CHARLOTTE KNOBLOCH GAB EIN INTERVIEW IN DER „JUNGEN FREIHEIT“: Adressaten angepeilt
Wenn es nach der Jungen Freiheit geht, dann sieht der deutsche Alltag so aus: Das „deutsche Volk“ ist gesund, abträglich ist nur die „Spaßgesellschaft“, die mit unnötigen Aktionen wie „Gesicht zeigen“ lästig wird. Zwischendurch darf ein FPÖ-Europaabgeordneter erklären, warum Norman Finkelstein ein tolles Buch geschrieben hat. Und das „Neonazi-Problem“ ist bei der Jungen Freiheit lediglich ein „so genanntes“. Dass mit Gerhard Löwenthal ein einschlägig bekannter Publizist die Opfer der NS- mit denen der SED-Diktatur gleichsetzen darf, passt ins Erscheinungsbild einer Zeitung, die laut Bericht des nordrhein-westfälischen Verfassungsschutzes „auch weiterhin Anhaltspunkte für den Verdacht rechtsextremistischer Bestrebungen“ gibt. Nun bemüht sich das Blatt verstärkt um Interviewpartner aus dem demokratischen Spektrum. So plauderte jüngst Staatssekretär Christoph Zöpel (SPD) über seine schlesische Herkunft – und nutzte dennoch die Gelegenheit, sich als überzeugter Europäer zu präsentieren und Begriffen wie „Volk“ und „National-Masochismus“ wortreiche Absagen zu erteilen. Die Aufregung um Zöpels unbedachten Mitteilungsdrang an merkwürdiger Stelle hat sich kaum gelegt, da facht Charlotte Knobloch die Diskussion von neuem an: Auch die Vizepräsidentin des Zentralrats der Juden in Deutschland spricht mit der Jungen Freiheit.
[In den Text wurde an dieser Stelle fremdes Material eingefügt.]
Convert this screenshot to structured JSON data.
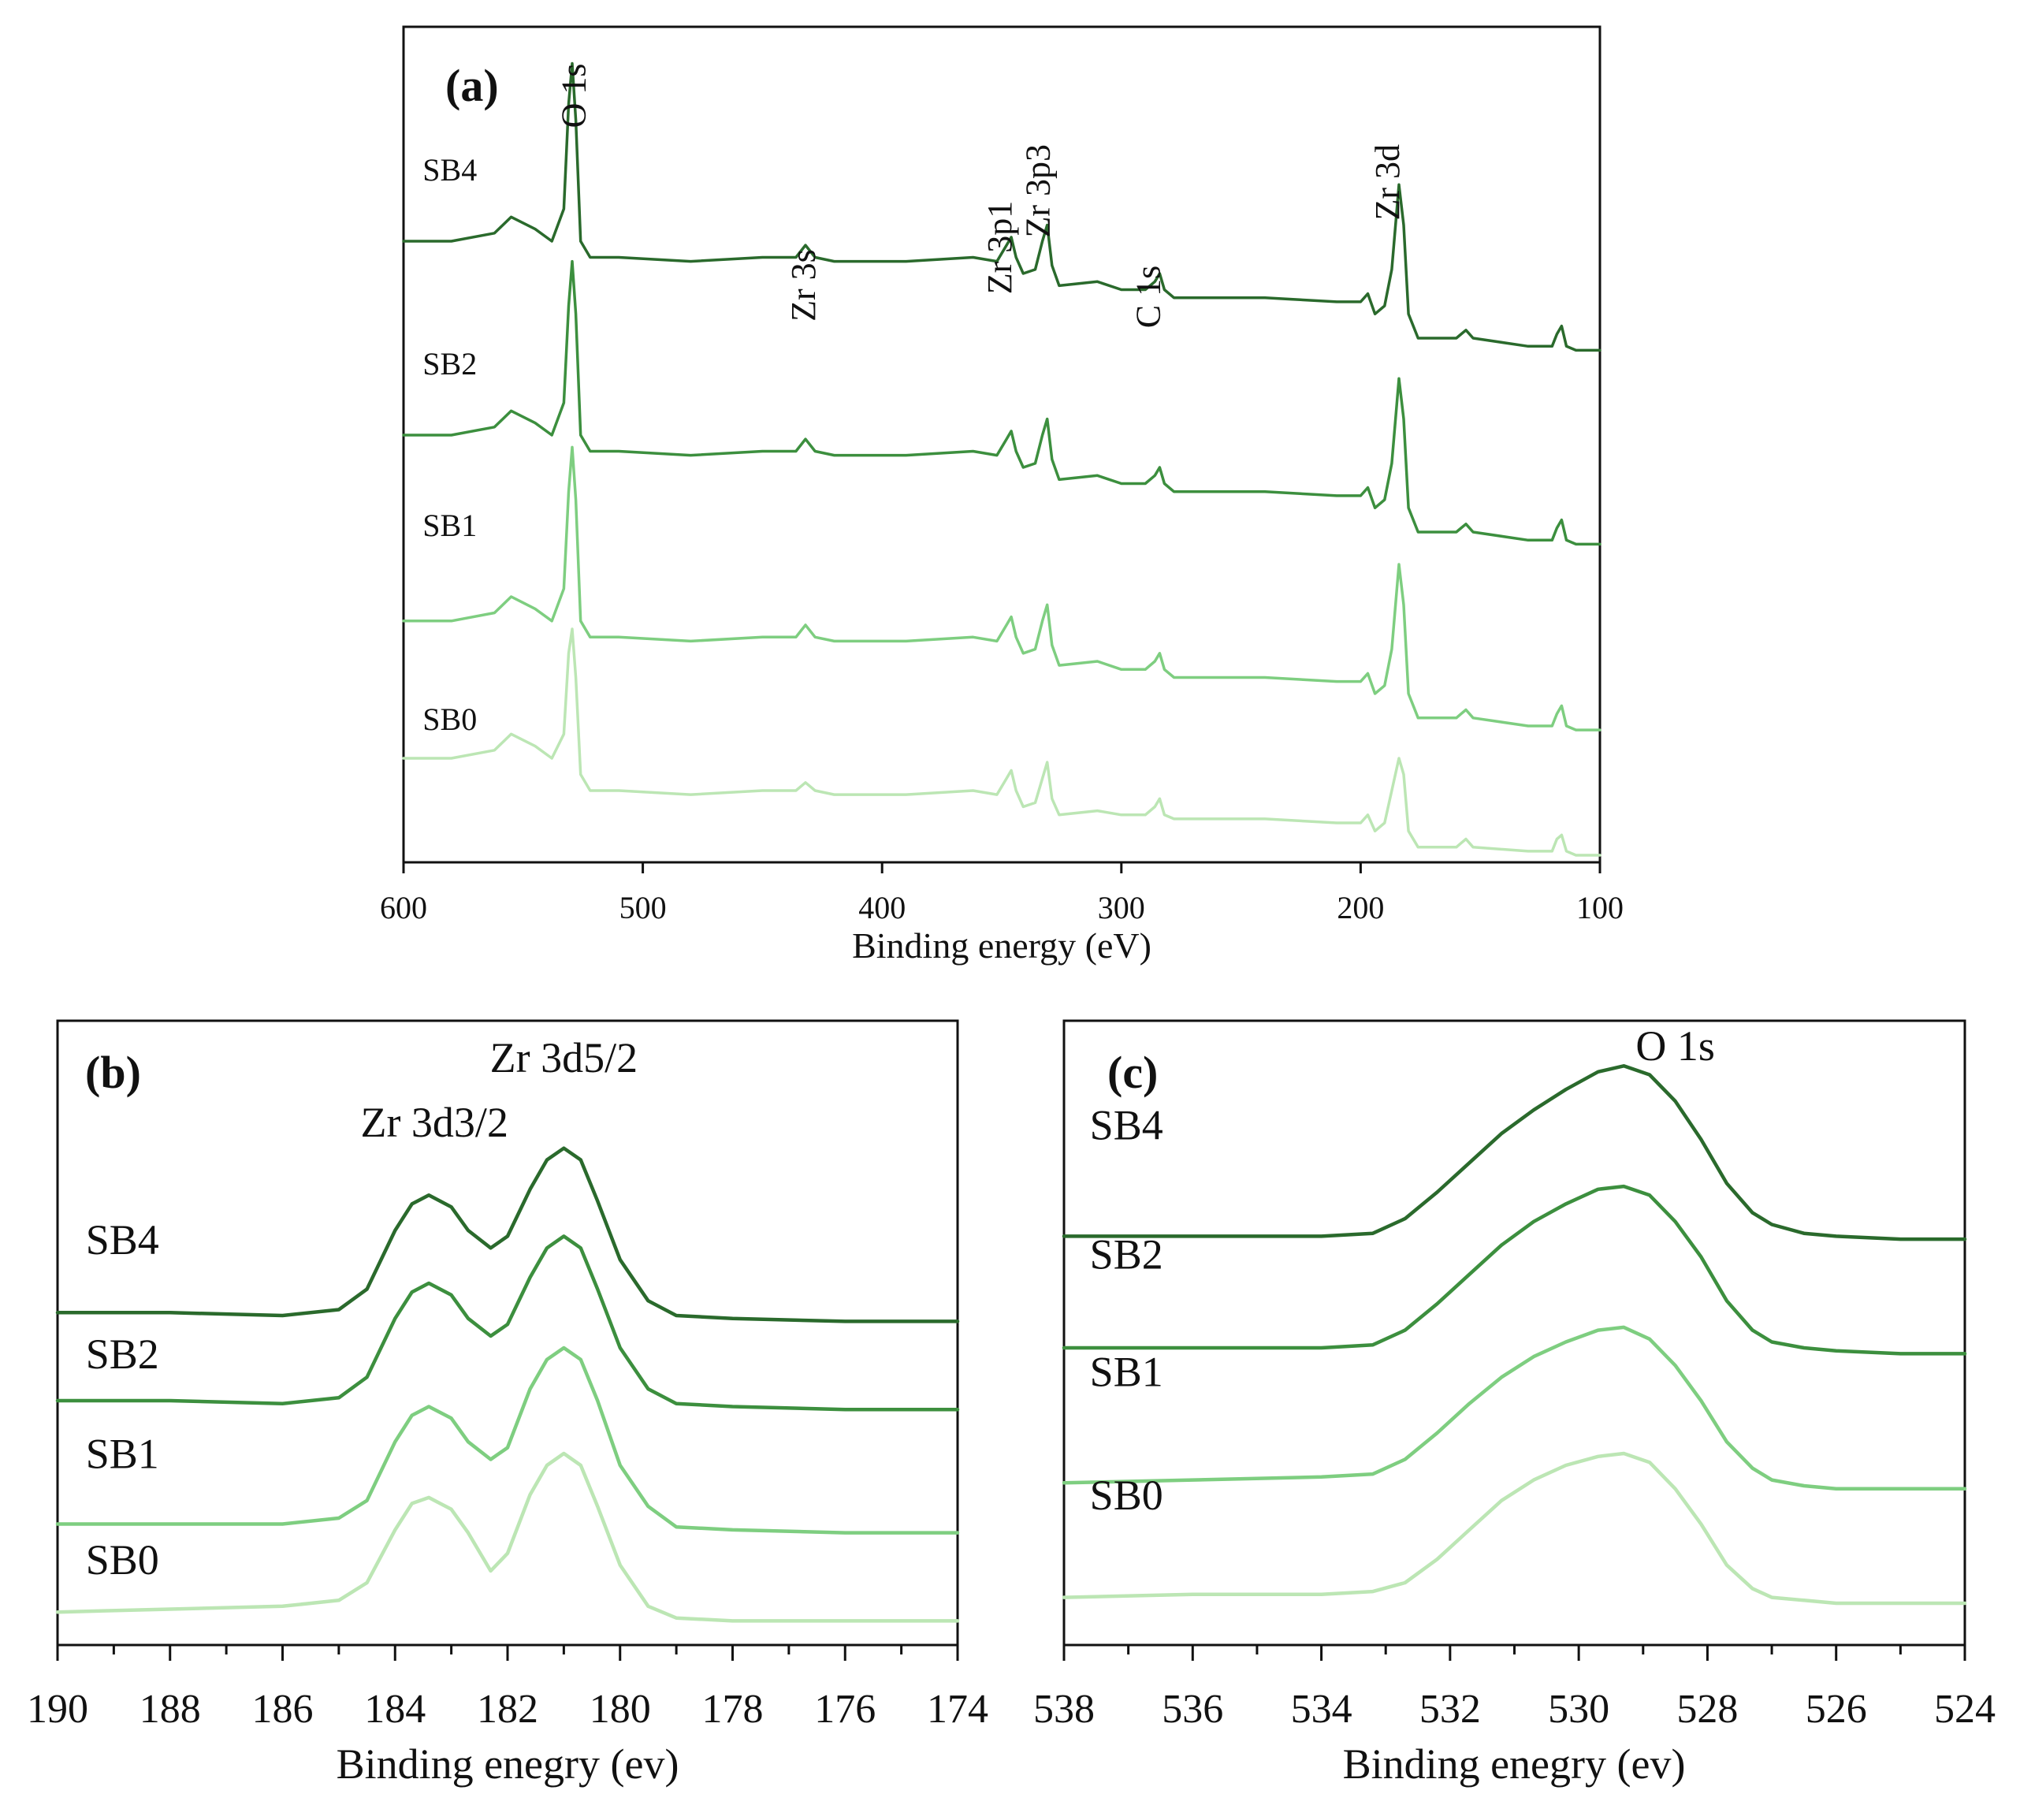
{
  "colors": {
    "SB4": "#2a6a2c",
    "SB2": "#3c8f3e",
    "SB1": "#7ece80",
    "SB0": "#bce6b4",
    "axis": "#111111"
  },
  "chart_data": [
    {
      "id": "a",
      "type": "line",
      "panel_label": "(a)",
      "title": "",
      "xlabel": "Binding energy (eV)",
      "ylabel": "",
      "xlim": [
        600,
        100
      ],
      "ylim": [
        0,
        100
      ],
      "x_ticks": [
        600,
        500,
        400,
        300,
        200,
        100
      ],
      "x_tick_labels": [
        "600",
        "500",
        "400",
        "300",
        "200",
        "100"
      ],
      "x_minor_ticks": [],
      "grid": false,
      "legend": "none",
      "peak_labels": [
        {
          "text": "O 1s",
          "x": 524,
          "y": 98
        },
        {
          "text": "Zr 3s",
          "x": 428,
          "y": 75
        },
        {
          "text": "Zr 3p1",
          "x": 346,
          "y": 81
        },
        {
          "text": "Zr 3p3",
          "x": 330,
          "y": 88
        },
        {
          "text": "C 1s",
          "x": 284,
          "y": 73
        },
        {
          "text": "Zr 3d",
          "x": 184,
          "y": 88
        }
      ],
      "series": [
        {
          "name": "SB4",
          "label_x": 592,
          "label_y": 83.5,
          "x": [
            600,
            580,
            562,
            555,
            545,
            538,
            533,
            531,
            529.5,
            528,
            526,
            522,
            510,
            480,
            450,
            436,
            432,
            428,
            420,
            390,
            362,
            352,
            348,
            346,
            344,
            341,
            336,
            333,
            331,
            329,
            326,
            310,
            300,
            290,
            286,
            284,
            282,
            278,
            260,
            240,
            210,
            200,
            197,
            194,
            190,
            187,
            184,
            182,
            180,
            176,
            160,
            158,
            156,
            153,
            130,
            120,
            118,
            116,
            114,
            110,
            100
          ],
          "y": [
            76,
            76,
            77,
            79,
            77.5,
            76,
            80,
            93,
            98,
            91,
            76,
            74,
            74,
            73.5,
            74,
            74,
            75.5,
            74,
            73.5,
            73.5,
            74,
            73.5,
            75.5,
            76.5,
            74,
            72,
            72.5,
            76,
            78,
            73,
            70.5,
            71,
            70,
            70,
            71,
            72,
            70,
            69,
            69,
            69,
            68.5,
            68.5,
            69.5,
            67,
            68,
            72.5,
            83,
            78,
            67,
            64,
            64,
            64.5,
            65,
            64,
            63,
            63,
            64.5,
            65.5,
            63,
            62.5,
            62.5
          ]
        },
        {
          "name": "SB2",
          "label_x": 592,
          "label_y": 59.5,
          "x": [
            600,
            580,
            562,
            555,
            545,
            538,
            533,
            531,
            529.5,
            528,
            526,
            522,
            510,
            480,
            450,
            436,
            432,
            428,
            420,
            390,
            362,
            352,
            348,
            346,
            344,
            341,
            336,
            333,
            331,
            329,
            326,
            310,
            300,
            290,
            286,
            284,
            282,
            278,
            260,
            240,
            210,
            200,
            197,
            194,
            190,
            187,
            184,
            182,
            180,
            176,
            160,
            158,
            156,
            153,
            130,
            120,
            118,
            116,
            114,
            110,
            100
          ],
          "y": [
            52,
            52,
            53,
            55,
            53.5,
            52,
            56,
            68,
            73.5,
            67,
            52,
            50,
            50,
            49.5,
            50,
            50,
            51.5,
            50,
            49.5,
            49.5,
            50,
            49.5,
            51.5,
            52.5,
            50,
            48,
            48.5,
            52,
            54,
            49,
            46.5,
            47,
            46,
            46,
            47,
            48,
            46,
            45,
            45,
            45,
            44.5,
            44.5,
            45.5,
            43,
            44,
            48.5,
            59,
            54,
            43,
            40,
            40,
            40.5,
            41,
            40,
            39,
            39,
            40.5,
            41.5,
            39,
            38.5,
            38.5
          ]
        },
        {
          "name": "SB1",
          "label_x": 592,
          "label_y": 39.5,
          "x": [
            600,
            580,
            562,
            555,
            545,
            538,
            533,
            531,
            529.5,
            528,
            526,
            522,
            510,
            480,
            450,
            436,
            432,
            428,
            420,
            390,
            362,
            352,
            348,
            346,
            344,
            341,
            336,
            333,
            331,
            329,
            326,
            310,
            300,
            290,
            286,
            284,
            282,
            278,
            260,
            240,
            210,
            200,
            197,
            194,
            190,
            187,
            184,
            182,
            180,
            176,
            160,
            158,
            156,
            153,
            130,
            120,
            118,
            116,
            114,
            110,
            100
          ],
          "y": [
            29,
            29,
            30,
            32,
            30.5,
            29,
            33,
            45,
            50.5,
            44,
            29,
            27,
            27,
            26.5,
            27,
            27,
            28.5,
            27,
            26.5,
            26.5,
            27,
            26.5,
            28.5,
            29.5,
            27,
            25,
            25.5,
            29,
            31,
            26,
            23.5,
            24,
            23,
            23,
            24,
            25,
            23,
            22,
            22,
            22,
            21.5,
            21.5,
            22.5,
            20,
            21,
            25.5,
            36,
            31,
            20,
            17,
            17,
            17.5,
            18,
            17,
            16,
            16,
            17.5,
            18.5,
            16,
            15.5,
            15.5
          ]
        },
        {
          "name": "SB0",
          "label_x": 592,
          "label_y": 15.5,
          "x": [
            600,
            580,
            562,
            555,
            545,
            538,
            533,
            531,
            529.5,
            528,
            526,
            522,
            510,
            480,
            450,
            436,
            432,
            428,
            420,
            390,
            362,
            352,
            348,
            346,
            344,
            341,
            336,
            333,
            331,
            329,
            326,
            310,
            300,
            290,
            286,
            284,
            282,
            278,
            260,
            240,
            210,
            200,
            197,
            194,
            190,
            187,
            184,
            182,
            180,
            176,
            160,
            158,
            156,
            153,
            130,
            120,
            118,
            116,
            114,
            110,
            100
          ],
          "y": [
            12,
            12,
            13,
            15,
            13.5,
            12,
            15,
            25,
            28,
            22,
            10,
            8,
            8,
            7.5,
            8,
            8,
            9,
            8,
            7.5,
            7.5,
            8,
            7.5,
            9.5,
            10.5,
            8,
            6,
            6.5,
            9.5,
            11.5,
            7,
            5,
            5.5,
            5,
            5,
            6,
            7,
            5,
            4.5,
            4.5,
            4.5,
            4,
            4,
            5,
            3,
            4,
            8,
            12,
            10,
            3,
            1,
            1,
            1.5,
            2,
            1,
            0.5,
            0.5,
            2,
            2.5,
            0.5,
            0,
            0
          ]
        }
      ]
    },
    {
      "id": "b",
      "type": "line",
      "panel_label": "(b)",
      "title": "",
      "xlabel": "Binding enegry (ev)",
      "ylabel": "",
      "xlim": [
        190,
        174
      ],
      "ylim": [
        0,
        100
      ],
      "x_ticks": [
        190,
        188,
        186,
        184,
        182,
        180,
        178,
        176,
        174
      ],
      "x_tick_labels": [
        "190",
        "188",
        "186",
        "184",
        "182",
        "180",
        "178",
        "176",
        "174"
      ],
      "x_minor_ticks": [
        189,
        187,
        185,
        183,
        181,
        179,
        177,
        175
      ],
      "grid": false,
      "legend": "none",
      "peak_labels": [
        {
          "text": "Zr 3d3/2",
          "x": 183.3,
          "y": 85
        },
        {
          "text": "Zr 3d5/2",
          "x": 181,
          "y": 96
        }
      ],
      "series": [
        {
          "name": "SB4",
          "label_x": 189.5,
          "label_y": 65,
          "x": [
            190,
            188,
            186,
            185,
            184.5,
            184,
            183.7,
            183.4,
            183,
            182.7,
            182.3,
            182,
            181.6,
            181.3,
            181,
            180.7,
            180.4,
            180,
            179.5,
            179,
            178,
            176,
            174
          ],
          "y": [
            55,
            55,
            54.5,
            55.5,
            59,
            69,
            73.5,
            75,
            73,
            69,
            66,
            68,
            76,
            81,
            83,
            81,
            74,
            64,
            57,
            54.5,
            54,
            53.5,
            53.5
          ]
        },
        {
          "name": "SB2",
          "label_x": 189.5,
          "label_y": 45.5,
          "x": [
            190,
            188,
            186,
            185,
            184.5,
            184,
            183.7,
            183.4,
            183,
            182.7,
            182.3,
            182,
            181.6,
            181.3,
            181,
            180.7,
            180.4,
            180,
            179.5,
            179,
            178,
            176,
            174
          ],
          "y": [
            40,
            40,
            39.5,
            40.5,
            44,
            54,
            58.5,
            60,
            58,
            54,
            51,
            53,
            61,
            66,
            68,
            66,
            59,
            49,
            42,
            39.5,
            39,
            38.5,
            38.5
          ]
        },
        {
          "name": "SB1",
          "label_x": 189.5,
          "label_y": 28.5,
          "x": [
            190,
            188,
            186,
            185,
            184.5,
            184,
            183.7,
            183.4,
            183,
            182.7,
            182.3,
            182,
            181.6,
            181.3,
            181,
            180.7,
            180.4,
            180,
            179.5,
            179,
            178,
            176,
            174
          ],
          "y": [
            19,
            19,
            19,
            20,
            23,
            33,
            37.5,
            39,
            37,
            33,
            30,
            32,
            42,
            47,
            49,
            47,
            40,
            29,
            22,
            18.5,
            18,
            17.5,
            17.5
          ]
        },
        {
          "name": "SB0",
          "label_x": 189.5,
          "label_y": 10.5,
          "x": [
            190,
            188,
            186,
            185,
            184.5,
            184,
            183.7,
            183.4,
            183,
            182.7,
            182.3,
            182,
            181.6,
            181.3,
            181,
            180.7,
            180.4,
            180,
            179.5,
            179,
            178,
            176,
            174
          ],
          "y": [
            4,
            4.5,
            5,
            6,
            9,
            18,
            22.5,
            23.5,
            21.5,
            17.5,
            11,
            14,
            24,
            29,
            31,
            29,
            22,
            12,
            5,
            3,
            2.5,
            2.5,
            2.5
          ]
        }
      ]
    },
    {
      "id": "c",
      "type": "line",
      "panel_label": "(c)",
      "title": "",
      "xlabel": "Binding enegry (ev)",
      "ylabel": "",
      "xlim": [
        538,
        524
      ],
      "ylim": [
        0,
        100
      ],
      "x_ticks": [
        538,
        536,
        534,
        532,
        530,
        528,
        526,
        524
      ],
      "x_tick_labels": [
        "538",
        "536",
        "534",
        "532",
        "530",
        "528",
        "526",
        "524"
      ],
      "x_minor_ticks": [
        537,
        535,
        533,
        531,
        529,
        527,
        525
      ],
      "grid": false,
      "legend": "none",
      "peak_labels": [
        {
          "text": "O 1s",
          "x": 528.5,
          "y": 98
        }
      ],
      "series": [
        {
          "name": "SB4",
          "label_x": 537.6,
          "label_y": 84.5,
          "x": [
            538,
            536,
            534,
            533.2,
            532.7,
            532.2,
            531.7,
            531.2,
            530.7,
            530.2,
            529.7,
            529.3,
            528.9,
            528.5,
            528.1,
            527.7,
            527.3,
            527,
            526.5,
            526,
            525,
            524
          ],
          "y": [
            68,
            68,
            68,
            68.5,
            71,
            75.5,
            80.5,
            85.5,
            89.5,
            93,
            96,
            97,
            95.5,
            91,
            84.5,
            77,
            72,
            70,
            68.5,
            68,
            67.5,
            67.5
          ]
        },
        {
          "name": "SB2",
          "label_x": 537.6,
          "label_y": 62.5,
          "x": [
            538,
            536,
            534,
            533.2,
            532.7,
            532.2,
            531.7,
            531.2,
            530.7,
            530.2,
            529.7,
            529.3,
            528.9,
            528.5,
            528.1,
            527.7,
            527.3,
            527,
            526.5,
            526,
            525,
            524
          ],
          "y": [
            49,
            49,
            49,
            49.5,
            52,
            56.5,
            61.5,
            66.5,
            70.5,
            73.5,
            76,
            76.5,
            75,
            70.5,
            64.5,
            57,
            52,
            50,
            49,
            48.5,
            48,
            48
          ]
        },
        {
          "name": "SB1",
          "label_x": 537.6,
          "label_y": 42.5,
          "x": [
            538,
            536,
            534,
            533.2,
            532.7,
            532.2,
            531.7,
            531.2,
            530.7,
            530.2,
            529.7,
            529.3,
            528.9,
            528.5,
            528.1,
            527.7,
            527.3,
            527,
            526.5,
            526,
            525,
            524
          ],
          "y": [
            26,
            26.5,
            27,
            27.5,
            30,
            34.5,
            39.5,
            44,
            47.5,
            50,
            52,
            52.5,
            50.5,
            46,
            40,
            33,
            28.5,
            26.5,
            25.5,
            25,
            25,
            25
          ]
        },
        {
          "name": "SB0",
          "label_x": 537.6,
          "label_y": 21.5,
          "x": [
            538,
            536,
            534,
            533.2,
            532.7,
            532.2,
            531.7,
            531.2,
            530.7,
            530.2,
            529.7,
            529.3,
            528.9,
            528.5,
            528.1,
            527.7,
            527.3,
            527,
            526.5,
            526,
            525,
            524
          ],
          "y": [
            6.5,
            7,
            7,
            7.5,
            9,
            13,
            18,
            23,
            26.5,
            29,
            30.5,
            31,
            29.5,
            25,
            19,
            12,
            8,
            6.5,
            6,
            5.5,
            5.5,
            5.5
          ]
        }
      ]
    }
  ]
}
Warum nun ausgerechnet Frau Knobloch dem Blatt ein Forum bietet? Weil es umgekehrt ist: Die Junge Freiheit bietet Knobloch eine Bühne, auf der sie sich an ein vermeintlich rechtsintellektuelles Publikum wenden kann. „Wir sind da, wir werden da sein, und ich lasse mich von solchen Rabauken nicht vertreiben“, sagte sie gestern dem Südwestrundfunk. Und betonte erneut, dass Vorurteile nicht durch Unkenntnis gestärkt werden dürften.
Es ist sicher nicht unproblematisch, sich von rechten Federführern zum Gespräch laden zu lassen – andererseits handelt Knobloch nur konsequent, wenn sie ihren deutlichen Worten eine so drastische Aktion wie ein Interview bei der Jungen Freiheit folgen lässt.
An Lippen- und anderen Bekenntnissen hat es nicht gefehlt. Wenn sie ungehört verklingen, dann vielleicht auch, weil womöglich der Adressat, die „Anständigen“, der falsche ist. Insofern ist es verständlich, auch ein Interviewangebot der Jungen Freiheit anzunehmen. Die hat eine Druckauflage von 70.000 Exemplaren – wahrscheinlich liest’s ja jemand von den Rechten, den es angeht. Zu fragen ist allerdings, warum Frau Knobloch sich nicht von der FAZ interviewen lässt, schließlich bemüht die sich auch ehrenvoll, die jungen rechten Intellektuellen auf ihre Seite zu ziehen.